One of the women bent forward to get a better view of the parking lot. “He’s back in his car. Who’s your next client?”


“I’ll call and warn her,” a purple-streak woman said. “I reckon that’s the ex.”

The man got out of his car and looked at his watch. The women left the shop and circled him in the parking lot. I couldn’t help but feel curious, but since Paulie was still playing in the back room, I stayed put.

The same purple-streak who had called the woman named Gail set her hands on her hips. Her left hand rose and she pointed her finger like a gun, like she was shooting the man. I couldn’t hear what they were saying but the man bent his chin up and laughed. Ruby Fawn stepped forward and the group of women stepped back. The man moved closer, toward her. I gasped and held my breath.

Then, quick as it started, the man got in his car and drove off. The women, all but Ruby Fawn and her client, left too. Whatever that was all about, it gave me the guts to consider staying. If Woodrow was looking for us, he would’ve found a way by now.

But the telephone startled me out of my daydream. It shifted me back in time and knocked my gut like one of Woodrow’s fists.

“Girl, is it good to hear your voice,” Jimmy Dugan said. “How you been?”

“Jimmy. Hi. I’m good. Thank you.” I swallowed whatever words wanted to come out. There were too many questions.

“Listen, honey,” he started. “Woodrow, he already has a new woman there at the house.”

I exhaled. “Is he trying to find me?”

“Far as we know, he ain’t.”

“You sure?”

“Listen, the woman, she don’t come out much. Me and Neil pass by every day. We been driving over to the Denny’s past the end of Dairy Road.” He paused. “None of them waitresses knows how to keep the coffee hot, though.”

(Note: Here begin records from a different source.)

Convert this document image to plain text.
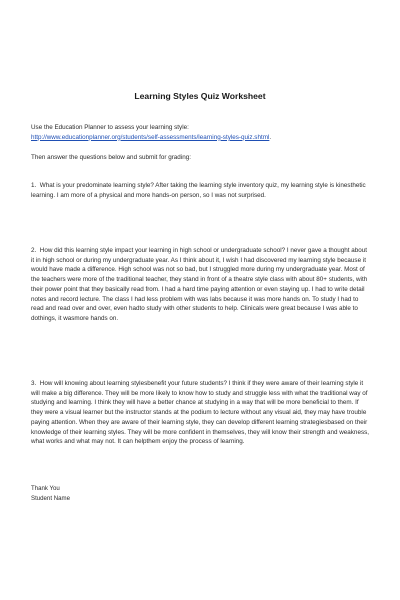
Learning Styles Quiz Worksheet

Use the Education Planner to assess your learning style:
http://www.educationplanner.org/students/self-assessments/learning-styles-quiz.shtml.

Then answer the questions below and submit for grading:

1. What is your predominate learning style? After taking the learning style inventory quiz, my learning style is kinesthetic learning. I am more of a physical and more hands-on person, so I was not surprised.

2. How did this learning style impact your learning in high school or undergraduate school? I never gave a thought about it in high school or during my undergraduate year. As I think about it, I wish I had discovered my learning style because it would have made a difference. High school was not so bad, but I struggled more during my undergraduate year. Most of the teachers were more of the traditional teacher, they stand in front of a theatre style class with about 80+ students, with their power point that they basically read from. I had a hard time paying attention or even staying up. I had to write detail notes and record lecture. The class I had less problem with was labs because it was more hands on. To study I had to read and read over and over, even hadto study with other students to help. Clinicals were great because I was able to dothings, it wasmore hands on.

3. How will knowing about learning stylesbenefit your future students? I think if they were aware of their learning style it will make a big difference. They will be more likely to know how to study and struggle less with what the traditional way of studying and learning. I think they will have a better chance at studying in a way that will be more beneficial to them. If they were a visual learner but the instructor stands at the podium to lecture without any visual aid, they may have trouble paying attention. When they are aware of their learning style, they can develop different learning strategiesbased on their knowledge of their learning styles. They will be more confident in themselves, they will know their strength and weakness, what works and what may not. It can helpthem enjoy the process of learning.

Thank You
Student Name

“Jimmy, you and Neil, you should come on down this way sometime.” I missed them like I missed my father after he died.

“To Comfort?”

“Sure,” I said. “Why not? There’s a real nice Waffle House not too far. I’m thinking of applying. You know, get Paulie enrolled in school and maybe get an apartment.”

“You never know, girl. We sure could use a better cup of coffee.”

“And Jimmy? I plan to let Ruby cut a few inches off my hair. Maybe get a streak of gold painted in it.”

He laughed and I imagined his happy, craggy face. “Well, that sounds just fine. Yes it does.”